The Lives of Rodents
Rodents, like all other mammals, are warmblooded. They carry offspring to term in a uterus where each fetus is connected to the mother via the placenta, give birth to them, and nurse them. Depending on the rodent, the sequence of events between fertilization and the end of the nursing period takes between 5.5 weeks for a small mouse, to well over a year for large rodents. The process is easiest to describe for rats, although it is quite similar for mice and hamsters. After fertilization, rat eggs make their way into a complex uterus which can hold eight to sixteen fetuses. There, each attaches to the uterine wall and develops, over three weeks, into a rat pup. The pups are born pink, hairless, blind, and incompletely developed. They are then nurtured by their mothers, who have the instinct of all mammals to care for their offspring. Rats breast-feed their pups for three weeks. At the end of this time, they are fully covered in hair, have full vision, and have begun to eat foods other than milk. In another month the pups are sexually mature and can breed. This makes it clear why omnivorous wild rats pose a threat to humans.Anypair of rats can produce up to eighty offspring per year. Furthermore, within six weeks after birth, any two offspring can, and do, reproduce. Inbred laboratory rats live for two to three years, depending on the strain. Males are much larger than females (often twice their size) and may attain body weights up to two pounds. In the wild the life expectancy of rats varies greatly. However, reports of animals living for over five years occur. Some males have been reported to be as large as small cats or dogs. Wild rats live in complex tunnels as colonies of a hundred or more animals. Other rodents live different versions of the life of rats. Litter size, gestation time, group organization all vary. For example, the larger rodents have only a few offspring per litter, and some rodents live in tree nests (squirrels) or lodges in ponds (beavers). Life expectancies may be ten years or more, assuming death by natural causes.
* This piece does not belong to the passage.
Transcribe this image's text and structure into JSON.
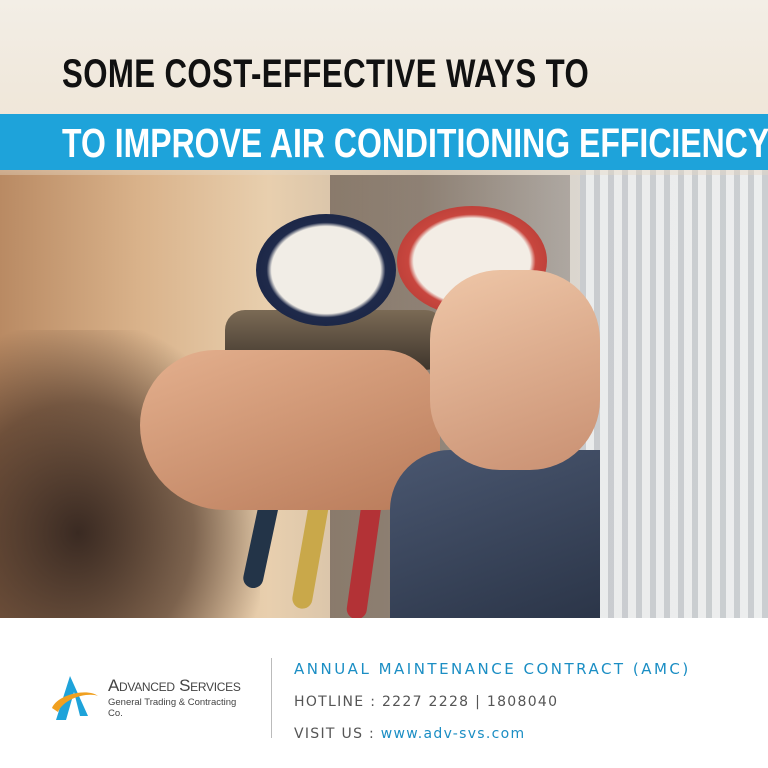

Destructive and Beneficial Rodents
Rats and mice interact extensively with humans in a destructive fashion. The problems involved are competition for food, and disease transmission fromrodents to humans. Rats and mice, viewed as pests, are known to eat 10 to 25 percent of grain crops grown, harvested, and stored worldwide. This percentage varies depending upon the extent of use of rodenticides, such as warfarin, in various nations and the extent of agricultural technology. Very careful use of rodenticides is important because they are quite toxic to humans. Rodents are disease vectors, historically causing outbreaks of serious epidemics of the bubonic plague and tularemia. This was especially serious during the Middle Ages, when rats were responsible for the transmission of the Black Death. Currently, most sporadic outbreaks of rodent-derived infectious disease are handled by use of rodenticides to kill carriers and antibiotics to destroy rodent-borne microorganisms that infect humans. Most often it is not the rodents themselves that cause disease outbreaks. Rather, infection occurs as contaminated fleas and ticks move from rodents to humans. Rats are seen as the main disease vectors because they abound near and in human habitations. However, mice and any other infected rodents can be disease vectors. Concerning beneficial use of rodents, one can point to the myriad rats, mice, hamsters, and guinea pigs utilized as laboratory animals in testing and developing pharmaceuticals, the identification of toxic cosmetic, paint, and food components, isolation of disease cures, and so on. This aspect of research is likely to become less common because a large segment of the population deems it morally inappropriate to submit animals to these testing procedures. Another benefit of rodents that is becoming morally unacceptable is harvesting rodent fur. Beaver fur was once hugely important to the world fur trade. Presently, as beaver are nearly extinct, the use of rodents to provide fur for human use has shifted to muskrats, nutria, and chinchillas, which are valued for their attractive, luxuriant coats.